A Factory-Made Summer: A Talk with Tom Youngblood’13

By Trevor Howe ’14

“So, what did you do this summer?” Honestly, this question is just a seasonal form of the daily conversation-starter “How are you?” We care occasionally, but for the most part a sentence-or-two response will suffice. In some situations, though, someone recounts a summer so epic that has absolutely no references to lifeguarding or working at a camp. This is exactly what happened when Tom Youngblood ’13 made mention of his globe trotting summer of marketing, business administration, and general excellence.

Youngblood was admitted as a January-Admit in 2009, and spent the first semester of his freshman year in London along with around thirty other incoming first-years. On campus, Youngblood is on the swim team, a captain of the water polo team, the media relations photographer, and a self-proclaimed “prolific library vending machine user.” Youngblood is a History major but is also interested in photography and film production.

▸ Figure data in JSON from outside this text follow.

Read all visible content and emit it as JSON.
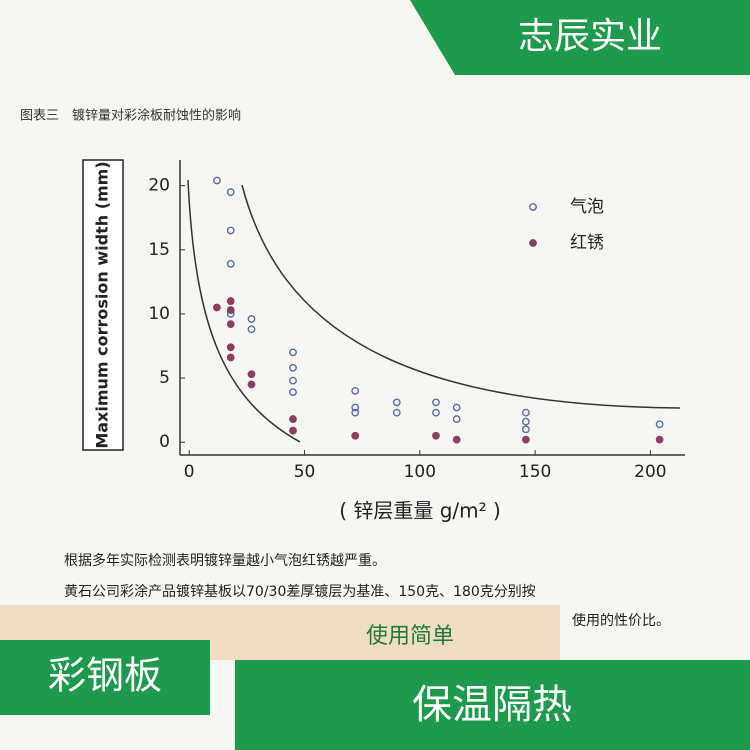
{
  "banner_top": "志辰实业",
  "caption": "图表三　镀锌量对彩涂板耐蚀性的影响",
  "chart_data": {
    "type": "scatter",
    "x_label": "( 锌层重量 g/m² )",
    "y_label": "Maximum corrosion width (mm)",
    "xlim": [
      -4,
      215
    ],
    "xticks": [
      0,
      50,
      100,
      150,
      200
    ],
    "ylim": [
      -1,
      22
    ],
    "yticks": [
      0,
      5,
      10,
      15,
      20
    ],
    "series": [
      {
        "name": "气泡",
        "color": "#5b68ad",
        "filled": false,
        "x": [
          12,
          18,
          18,
          18,
          18,
          27,
          27,
          45,
          45,
          45,
          45,
          72,
          72,
          72,
          90,
          90,
          107,
          107,
          116,
          116,
          146,
          146,
          146,
          204
        ],
        "y": [
          20.4,
          19.5,
          16.5,
          13.9,
          10.0,
          9.6,
          8.8,
          7.0,
          5.8,
          4.8,
          3.9,
          4.0,
          2.7,
          2.3,
          3.1,
          2.3,
          3.1,
          2.3,
          2.7,
          1.8,
          2.3,
          1.6,
          1.0,
          1.4
        ]
      },
      {
        "name": "红锈",
        "color": "#8a3f63",
        "filled": true,
        "x": [
          12,
          18,
          18,
          18,
          18,
          18,
          27,
          27,
          45,
          45,
          72,
          107,
          116,
          146,
          204
        ],
        "y": [
          10.5,
          11.0,
          10.3,
          9.2,
          7.4,
          6.6,
          5.3,
          4.5,
          1.8,
          0.9,
          0.5,
          0.5,
          0.2,
          0.2,
          0.2
        ]
      }
    ]
  },
  "paragraph": [
    "根据多年实际检测表明镀锌量越小气泡红锈越严重。",
    "黄石公司彩涂产品镀锌基板以70/30差厚镀层为基准、150克、180克分别按",
    "使用的性价比。"
  ],
  "tag_middle": "使用简单",
  "tag_left": "彩钢板",
  "banner_bottom": "保温隔热"
}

When I first asked him about his summer the response I got was about a minute long; he just mentioned that he had an internship that allowed him to work in both Germany and China. Later that night I realized that I still had no idea what it was that he had actually done. For all I knew he could have been working with a gypsy circus, or involved in some kind of illegal production. Luckily, as I later found out, it was neither of those scenarios.

After deciding that he didn’t want to spend another semester away from our lovely home atop the Hill, Youngblood began looking for professional international summer internships in lieu of a semester abroad. Having taken Chinese all throughout high school and for a year at Hamilton, Youngblood knew that he wanted China to be the target location for his internship.

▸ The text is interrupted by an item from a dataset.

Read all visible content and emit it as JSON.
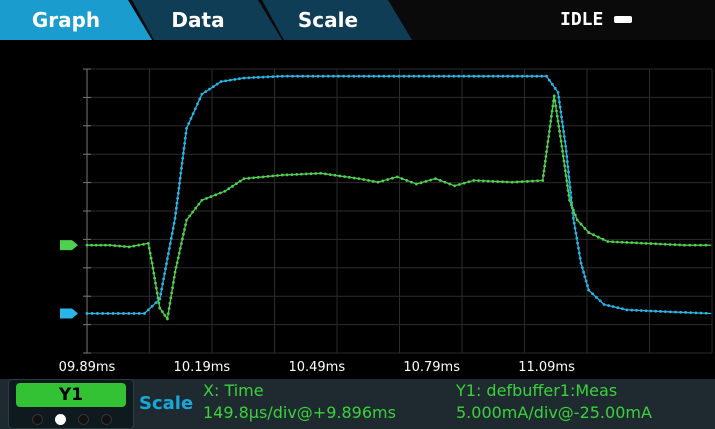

Youngblood stumbled upon a family connection to a global solutions firm called Freudenberg which is based out of Weinheim, Germany. His cousin was heading the ‘non-woven interlinings’ business at Freudenberg, which also has operations in China, and as fate would have it Youngblood promptly began emailing a distant family friend. In the textile-producing world, non-woven interlinings are used in the seams of all types of clothes from shirts to shoes and basically give them their form. Within 24 hours of his first email, Youngblood got the job. He relocated to Weinheim, “a tiny, tiny town,” as he describes it, where he would walk 15 minutes through the town to work, and then another 15 minutes through the Freudenberg Complex (a small example of how prevalent this company is there).

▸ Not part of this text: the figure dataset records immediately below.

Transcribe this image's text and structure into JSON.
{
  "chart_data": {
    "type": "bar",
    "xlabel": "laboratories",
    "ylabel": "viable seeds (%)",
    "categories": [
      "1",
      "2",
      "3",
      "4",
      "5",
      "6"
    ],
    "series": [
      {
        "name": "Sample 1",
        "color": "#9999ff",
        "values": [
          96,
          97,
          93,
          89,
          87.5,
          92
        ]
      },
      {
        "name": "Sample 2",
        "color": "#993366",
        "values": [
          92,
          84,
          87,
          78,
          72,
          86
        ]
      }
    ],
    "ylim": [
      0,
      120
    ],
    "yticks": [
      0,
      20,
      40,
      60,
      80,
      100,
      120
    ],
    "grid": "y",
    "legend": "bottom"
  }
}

Although Freudenberg has a few different internship options, Youngblood held a unique position by doing a bit of marketing, taking pictures of the textiles, and, as a native English speaker, editing many of the presentations. From Weinheim, which he describes as the “corporate” part of the internship, Youngblood moved to the “regional” part of the internship in Hong Kong. He spent a week there where he did more business administration, and finally moved one final time to Suzhou, China. One stark difference from the common notion of a factory that Youngblood noticed was that the workers there truly wanted to work, mentioning that “they all tried to get in their overtime as often as they could.” Youngblood added how “cool” it was to be like a cog in the huge machine that is China’s booming textile industry.

Of course, one cannot have only work and no play. Being that Weinheim was so small, Youngblood told me that he became friendly with the chef of the Bed and Breakfast that he was staying at. While in Germany, Youngblood spent a weekend in Heidelberg, the nearest city, with a coworker’s son where he met some more locals and even had an encounter with a D-list celebrity. After this fairly quiet experience in Germany, he spent time mingling with other “ex-pats,” getting free bottles of champagne for being Western, and just generally soaking up a unique combination of partying and culture while in China.
Finally, once I felt that certain that my summer was rendered completely pointless and I’d given him enough time to squeeze in as many German impersonations as he could, I decided to wrap up the interview by asking if he had any plans for next summer. Youngblood mentioned his hopes to go out to LA and get involved in film production.

Or in his words: “I’m not saying that global interlining solutions, non-wovens, and highly elastic woven and weft materials are my true calling, but I will say that it was definitely an amazing, world-wide experience. For a 20 year old guy who’s just halfway through a college education, I’d say that it was pretty awesome."